Gordan Bobic gordan at bobich.net
Tue Oct 11 13:06:08 UTC 2011


On 10/11/2011 01:56 PM, Steve McIntyre wrote:
> On Mon, Oct 10, 2011 at 02:10:28PM -0400, Jon Masters wrote:
>> On Mon, 2011-10-10 at 10:22 +0100, Gordan Bobic wrote:
>>
>>>   Is there a script already available that generates a package dependency
>>>   tree from src.rpms? At the moment, rebuilding a distro is quite
>>>   inefficient because for each mock run the setup takes a non-trivial
>>>   amount of time. What I'm thinking about doing is writing a script that
>>>   generates a dependency tree which can then be used, for example, to
>>>   generate a Makefile.

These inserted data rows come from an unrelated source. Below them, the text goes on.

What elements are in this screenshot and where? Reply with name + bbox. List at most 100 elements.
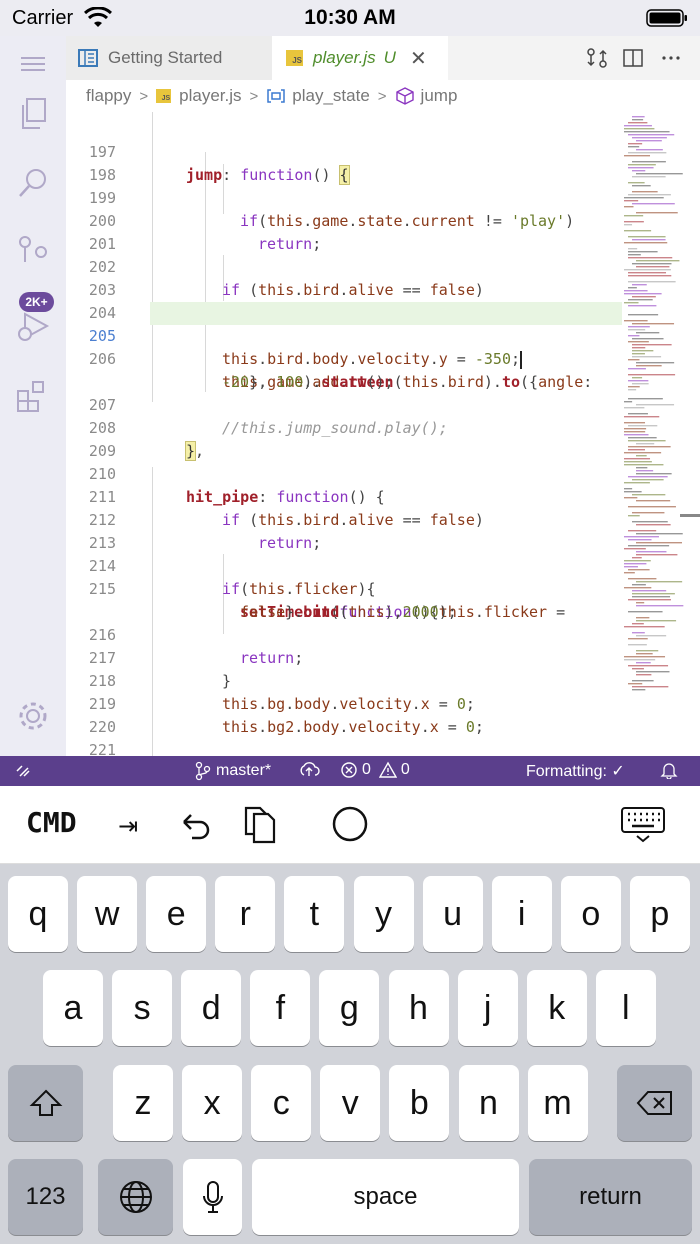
code-line: 222 this.fg2.body.velocity.x = 0; <box>66 739 626 756</box>
code-line: 204 <box>88 304 116 322</box>
globe-key[interactable] <box>98 1159 173 1235</box>
dictation-key[interactable] <box>183 1159 242 1235</box>
code-line: 201 <box>88 235 116 253</box>
key-z[interactable]: z <box>113 1065 173 1141</box>
warning-icon <box>378 761 397 778</box>
key-u[interactable]: u <box>422 876 483 952</box>
breadcrumb-file-label: player.js <box>179 86 242 105</box>
tab-getting-started[interactable]: Getting Started <box>66 36 272 80</box>
menu-icon[interactable] <box>13 44 53 84</box>
key-j[interactable]: j <box>457 970 518 1046</box>
variable-icon <box>267 89 286 103</box>
ios-keyboard: 123 space return qwertyuiop asdfghjkl zxcv… <box>0 864 700 1244</box>
tab-player-js[interactable]: JS player.js U ✕ <box>272 36 448 80</box>
key-l[interactable]: l <box>595 970 656 1046</box>
key-p[interactable]: p <box>629 876 690 952</box>
numbers-key[interactable]: 123 <box>8 1159 83 1235</box>
source-control-icon[interactable] <box>13 232 53 272</box>
battery-icon <box>646 9 687 27</box>
microphone-icon <box>202 1181 223 1213</box>
backspace-key[interactable] <box>617 1065 692 1141</box>
code-line: 199 if(this.game.state.current != 'play'… <box>88 189 575 230</box>
scrollbar-thumb[interactable] <box>680 514 700 517</box>
key-x[interactable]: x <box>182 1065 243 1141</box>
activity-bar: 2K+ <box>0 36 66 756</box>
key-a[interactable]: a <box>43 970 103 1046</box>
code-editor[interactable]: 197 jump: function() { 198 199 if(this.g… <box>66 112 700 756</box>
code-line: 213 <box>88 534 116 552</box>
more-actions-icon[interactable] <box>660 47 682 69</box>
code-line: 214 if(this.flicker){ <box>88 557 376 598</box>
editor-tab-bar: Getting Started JS player.js U ✕ <box>66 36 700 80</box>
run-debug-icon[interactable] <box>13 306 53 346</box>
code-line: 215 setTimeout(function(){this.flicker = <box>88 580 566 621</box>
shift-key[interactable] <box>8 1065 83 1141</box>
close-icon[interactable]: ✕ <box>410 46 427 71</box>
code-line: 220 <box>88 718 116 736</box>
tab-label: Getting Started <box>108 48 223 67</box>
return-key[interactable]: return <box>529 1159 692 1235</box>
breadcrumb-symbol-label: play_state <box>292 86 370 105</box>
code-line: 207 //this.jump_sound.play(); <box>88 396 448 437</box>
minimap[interactable] <box>622 112 692 712</box>
problems-indicator[interactable]: 0 0 <box>340 761 410 779</box>
keyboard-hide-icon[interactable] <box>620 804 666 844</box>
key-k[interactable]: k <box>526 970 587 1046</box>
key-n[interactable]: n <box>458 1065 519 1141</box>
remote-icon[interactable] <box>14 761 32 779</box>
extensions-icon[interactable] <box>13 376 53 416</box>
key-o[interactable]: o <box>560 876 621 952</box>
js-file-icon: JS <box>156 89 172 103</box>
record-circle-icon[interactable] <box>330 804 370 844</box>
key-g[interactable]: g <box>319 970 380 1046</box>
split-editor-icon[interactable] <box>622 47 644 69</box>
key-q[interactable]: q <box>8 876 68 952</box>
breadcrumb-symbol[interactable]: play_state <box>266 86 370 106</box>
chevron-right-icon: > <box>377 87 387 105</box>
code-line: 210 hit_pipe: function() { <box>88 465 385 506</box>
undo-icon[interactable] <box>174 804 214 844</box>
breadcrumb-method[interactable]: jump <box>395 86 458 106</box>
key-y[interactable]: y <box>353 876 414 952</box>
key-c[interactable]: c <box>251 1065 312 1141</box>
key-s[interactable]: s <box>112 970 173 1046</box>
chevron-right-icon: > <box>139 87 149 105</box>
search-icon[interactable] <box>13 162 53 202</box>
copy-paste-icon[interactable] <box>240 804 280 844</box>
formatting-status[interactable]: Formatting: ✓ <box>526 761 625 781</box>
key-h[interactable]: h <box>388 970 449 1046</box>
key-f[interactable]: f <box>250 970 311 1046</box>
code-line: 203 return; <box>88 281 321 322</box>
key-m[interactable]: m <box>527 1065 588 1141</box>
key-r[interactable]: r <box>215 876 276 952</box>
explorer-icon[interactable] <box>13 94 53 134</box>
key-b[interactable]: b <box>389 1065 450 1141</box>
breadcrumb-folder[interactable]: flappy <box>86 86 131 106</box>
bell-icon[interactable] <box>660 761 678 779</box>
js-file-icon: JS <box>286 50 303 66</box>
code-line: 212 return; <box>88 511 322 552</box>
breadcrumb-method-label: jump <box>420 86 458 105</box>
sync-icon[interactable] <box>298 761 320 779</box>
cmd-button[interactable]: CMD <box>26 806 77 839</box>
untracked-indicator: U <box>383 48 396 67</box>
branch-indicator[interactable]: master* <box>194 761 271 781</box>
code-line: 198 <box>88 166 116 184</box>
tab-key-button[interactable]: ⇥ <box>118 812 138 841</box>
breadcrumb: flappy > JS player.js > play_state > jum… <box>66 80 700 112</box>
key-e[interactable]: e <box>146 876 207 952</box>
code-line-wrap: false}.bind(this),2000); <box>240 603 457 621</box>
space-key[interactable]: space <box>252 1159 519 1235</box>
shift-icon <box>29 1089 62 1116</box>
code-line: 208 }, <box>88 419 205 461</box>
breadcrumb-file[interactable]: JS player.js <box>156 86 242 106</box>
key-d[interactable]: d <box>181 970 242 1046</box>
key-w[interactable]: w <box>77 876 138 952</box>
settings-gear-icon[interactable] <box>13 696 53 736</box>
key-t[interactable]: t <box>284 876 345 952</box>
key-i[interactable]: i <box>491 876 552 952</box>
key-v[interactable]: v <box>320 1065 381 1141</box>
chevron-right-icon: > <box>249 87 259 105</box>
open-changes-icon[interactable] <box>586 47 608 69</box>
code-line-wrap: -20}, 100).start(); <box>222 373 394 391</box>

That would allow for building all the packages in
>>>   the correct order with no wasted time on multiple passes in which most
>>>   package builds fail due to dependencies.
>>>
>>>   Anyway, my question is, before I set out to write it, is there such a
>>>   script already?
>>
>> There are several attempts at this, including something DJ put together
>> during the F15 bootstrap, and e.g. rpmgraph but there isn't a real
>> solution to the problem of the kind that we will need longer term.
>>
>> The real solution to this problem necessitates changing packages to add
>> explicit bootstrap dependencies to them. That is the only way to do this
>> properly. Otherwise you have to do what we did in the early stages to
>> get going. A real fix (that I have raised initially and will be more
>> vocal about - thanks for the indirect ping) is to regularly
>> automatically bootstrap Fedora using automation, and bootstrap deps.

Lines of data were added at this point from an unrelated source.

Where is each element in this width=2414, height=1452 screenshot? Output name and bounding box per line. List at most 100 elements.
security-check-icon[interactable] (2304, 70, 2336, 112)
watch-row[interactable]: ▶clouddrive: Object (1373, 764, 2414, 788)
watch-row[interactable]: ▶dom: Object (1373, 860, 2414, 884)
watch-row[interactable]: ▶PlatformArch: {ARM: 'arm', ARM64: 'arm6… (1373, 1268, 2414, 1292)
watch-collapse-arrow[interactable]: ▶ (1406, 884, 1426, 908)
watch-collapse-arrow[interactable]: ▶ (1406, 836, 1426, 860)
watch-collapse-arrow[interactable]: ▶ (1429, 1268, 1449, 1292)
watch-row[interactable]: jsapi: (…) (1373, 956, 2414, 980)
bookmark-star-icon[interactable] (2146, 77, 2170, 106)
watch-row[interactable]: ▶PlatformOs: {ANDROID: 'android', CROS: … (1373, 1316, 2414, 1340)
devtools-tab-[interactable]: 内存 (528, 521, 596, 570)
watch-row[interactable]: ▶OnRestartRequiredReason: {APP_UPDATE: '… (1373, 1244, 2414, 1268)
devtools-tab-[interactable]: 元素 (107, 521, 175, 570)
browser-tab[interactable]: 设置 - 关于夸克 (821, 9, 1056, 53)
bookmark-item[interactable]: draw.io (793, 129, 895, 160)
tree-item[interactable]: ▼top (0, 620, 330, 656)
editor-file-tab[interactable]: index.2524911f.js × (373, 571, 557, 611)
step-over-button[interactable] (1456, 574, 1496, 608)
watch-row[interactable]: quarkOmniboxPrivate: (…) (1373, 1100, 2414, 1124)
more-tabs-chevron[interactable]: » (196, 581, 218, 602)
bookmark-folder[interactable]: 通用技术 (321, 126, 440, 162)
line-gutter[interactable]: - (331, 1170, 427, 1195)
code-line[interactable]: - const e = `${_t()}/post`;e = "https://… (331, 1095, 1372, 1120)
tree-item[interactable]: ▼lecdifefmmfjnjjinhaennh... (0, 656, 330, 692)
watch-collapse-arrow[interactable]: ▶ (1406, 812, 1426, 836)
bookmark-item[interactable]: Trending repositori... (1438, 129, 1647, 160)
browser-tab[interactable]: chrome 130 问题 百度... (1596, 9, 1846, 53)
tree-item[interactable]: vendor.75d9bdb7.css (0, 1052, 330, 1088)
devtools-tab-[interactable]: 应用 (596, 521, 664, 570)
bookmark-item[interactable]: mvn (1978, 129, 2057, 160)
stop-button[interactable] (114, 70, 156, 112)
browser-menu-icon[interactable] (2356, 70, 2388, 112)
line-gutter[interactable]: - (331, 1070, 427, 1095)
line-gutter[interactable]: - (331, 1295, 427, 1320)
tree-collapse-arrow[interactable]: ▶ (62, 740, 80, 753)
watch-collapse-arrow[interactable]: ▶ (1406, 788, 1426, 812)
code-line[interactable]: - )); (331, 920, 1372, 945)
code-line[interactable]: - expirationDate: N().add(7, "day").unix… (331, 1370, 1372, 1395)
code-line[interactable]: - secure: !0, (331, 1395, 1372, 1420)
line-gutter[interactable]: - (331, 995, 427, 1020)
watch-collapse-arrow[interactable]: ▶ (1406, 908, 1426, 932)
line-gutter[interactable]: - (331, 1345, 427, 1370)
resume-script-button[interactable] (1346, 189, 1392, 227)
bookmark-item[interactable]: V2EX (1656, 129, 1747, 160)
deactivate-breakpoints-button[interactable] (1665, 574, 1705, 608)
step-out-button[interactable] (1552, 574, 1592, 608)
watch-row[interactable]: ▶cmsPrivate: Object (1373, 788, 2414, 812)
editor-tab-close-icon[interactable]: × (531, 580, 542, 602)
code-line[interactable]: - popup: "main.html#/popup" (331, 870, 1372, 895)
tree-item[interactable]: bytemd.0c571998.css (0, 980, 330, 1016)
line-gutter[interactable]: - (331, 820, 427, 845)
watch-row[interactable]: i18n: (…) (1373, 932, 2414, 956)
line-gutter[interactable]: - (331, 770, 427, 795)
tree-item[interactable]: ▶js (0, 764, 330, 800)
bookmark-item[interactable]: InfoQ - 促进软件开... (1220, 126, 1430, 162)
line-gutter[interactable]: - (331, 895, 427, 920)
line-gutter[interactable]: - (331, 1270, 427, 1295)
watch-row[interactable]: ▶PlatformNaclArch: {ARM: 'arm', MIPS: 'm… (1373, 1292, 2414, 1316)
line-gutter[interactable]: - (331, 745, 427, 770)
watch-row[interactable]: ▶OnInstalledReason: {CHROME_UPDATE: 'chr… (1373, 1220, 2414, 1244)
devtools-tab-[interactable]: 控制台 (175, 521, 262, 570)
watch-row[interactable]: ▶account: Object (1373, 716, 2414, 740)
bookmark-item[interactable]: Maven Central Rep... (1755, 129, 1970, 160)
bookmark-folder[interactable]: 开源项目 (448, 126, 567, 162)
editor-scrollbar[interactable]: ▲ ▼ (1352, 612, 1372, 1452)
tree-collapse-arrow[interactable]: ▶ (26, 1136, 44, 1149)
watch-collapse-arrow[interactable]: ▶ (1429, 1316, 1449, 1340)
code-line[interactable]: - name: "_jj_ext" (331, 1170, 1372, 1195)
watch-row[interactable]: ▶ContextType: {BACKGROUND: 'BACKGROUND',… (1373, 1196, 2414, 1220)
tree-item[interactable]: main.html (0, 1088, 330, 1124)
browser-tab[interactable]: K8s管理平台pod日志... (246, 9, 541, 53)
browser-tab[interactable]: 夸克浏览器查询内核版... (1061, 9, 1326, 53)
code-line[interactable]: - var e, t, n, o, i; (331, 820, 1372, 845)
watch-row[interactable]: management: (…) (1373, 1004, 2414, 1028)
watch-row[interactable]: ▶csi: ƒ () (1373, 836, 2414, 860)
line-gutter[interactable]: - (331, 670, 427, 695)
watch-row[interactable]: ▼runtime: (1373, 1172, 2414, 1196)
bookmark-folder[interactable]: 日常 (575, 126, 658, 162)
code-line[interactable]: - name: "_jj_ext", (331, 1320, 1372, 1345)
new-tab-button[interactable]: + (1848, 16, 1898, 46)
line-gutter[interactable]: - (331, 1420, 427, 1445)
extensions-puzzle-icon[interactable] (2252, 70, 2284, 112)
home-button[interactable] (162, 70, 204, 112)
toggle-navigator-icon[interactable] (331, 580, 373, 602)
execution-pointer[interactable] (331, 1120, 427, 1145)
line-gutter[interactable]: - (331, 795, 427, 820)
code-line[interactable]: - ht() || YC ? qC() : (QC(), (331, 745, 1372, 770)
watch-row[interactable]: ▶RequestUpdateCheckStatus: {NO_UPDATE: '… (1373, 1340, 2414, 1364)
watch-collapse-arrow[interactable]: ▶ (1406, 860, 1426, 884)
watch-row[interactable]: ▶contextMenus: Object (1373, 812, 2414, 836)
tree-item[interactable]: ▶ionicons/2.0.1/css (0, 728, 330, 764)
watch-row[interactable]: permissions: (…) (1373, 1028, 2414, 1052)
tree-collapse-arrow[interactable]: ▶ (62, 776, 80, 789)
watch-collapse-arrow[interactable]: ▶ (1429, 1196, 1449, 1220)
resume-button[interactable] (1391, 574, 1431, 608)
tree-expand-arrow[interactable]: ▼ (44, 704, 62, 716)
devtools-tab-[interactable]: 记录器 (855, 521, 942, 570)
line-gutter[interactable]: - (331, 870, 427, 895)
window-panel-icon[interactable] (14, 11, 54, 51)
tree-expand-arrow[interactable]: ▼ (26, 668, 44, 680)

>> Then we should notify package maintainers who break the ability to
>> bootstrap in adding hundreds of deps to the minimal set (I'm looking at
>> systemd as an example that would have perhaps caused such a reaction).
>
> As Jon know, this is very like the process we're working on in Debian
> as well. Our normal philosophy of building most packages with all
> features enabled is useful, but can make bootstrapping difficult.
> There are some common bootstrapping loops where it's impossible to
> simply find the correct order for package builds, so the best answer
> is to build cut-down bootstrap versions of packages and use them as a
> base for satisfying build dependencies until everything is fulfilled
> properly. See
>
>    http://wiki.debian.org/DebianBootstrap
>
> for more details.

The thing is, I'm not too concerned about a few circular dependencies. 

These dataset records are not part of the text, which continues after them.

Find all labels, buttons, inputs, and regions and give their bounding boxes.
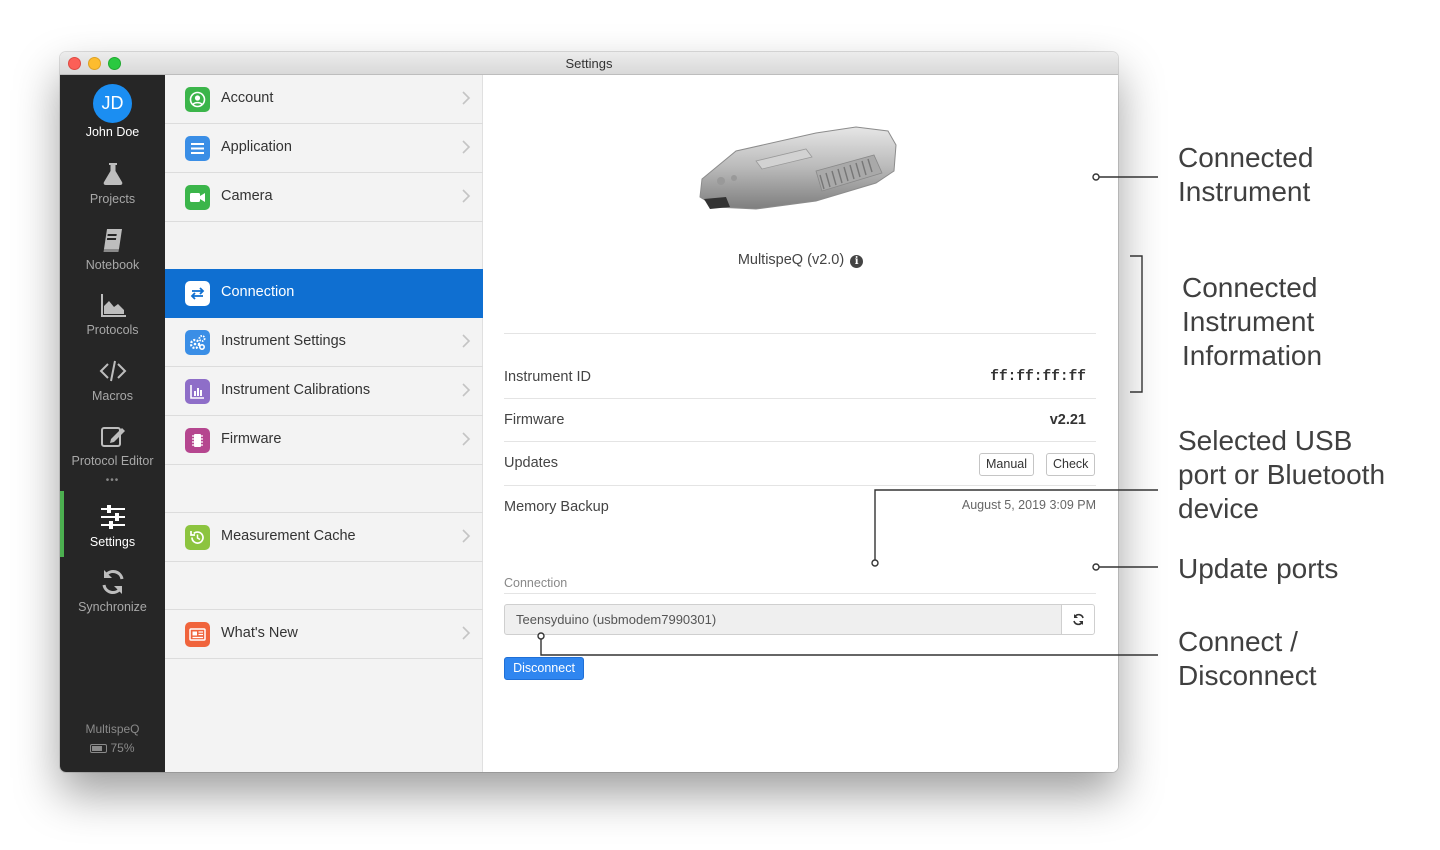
connector-line bbox=[874, 489, 1158, 560]
connector-dot bbox=[1092, 173, 1100, 181]
connector-line bbox=[540, 639, 1158, 656]
annotation-instrument-information: Connected Instrument Information bbox=[1182, 272, 1323, 371]
annotation-connected-instrument: Connected Instrument bbox=[1178, 142, 1314, 207]
annotation-update-ports: Update ports bbox=[1178, 553, 1339, 584]
connector-dot bbox=[1092, 563, 1100, 571]
annotation-connect-disconnect: Connect / Disconnect bbox=[1178, 626, 1317, 691]
connector-dot bbox=[537, 632, 545, 640]
bracket-line bbox=[1130, 255, 1143, 393]
connector-dot bbox=[871, 559, 879, 567]
annotation-selected-port: Selected USB port or Bluetooth device bbox=[1178, 425, 1386, 524]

The total number I have found in the process of bootstrapping RHEL6 is 
in the single figures. Those can easily be fixed up manually or as a 
cheat, copied in from F12/F13 packages to get first pass built. The main 
point is to avoid all the repetitive and redundant operations that are 
wasted when dependencies don't exist - extracting the cached rootfs and 
yum installing the build dependencies is pretty expensive.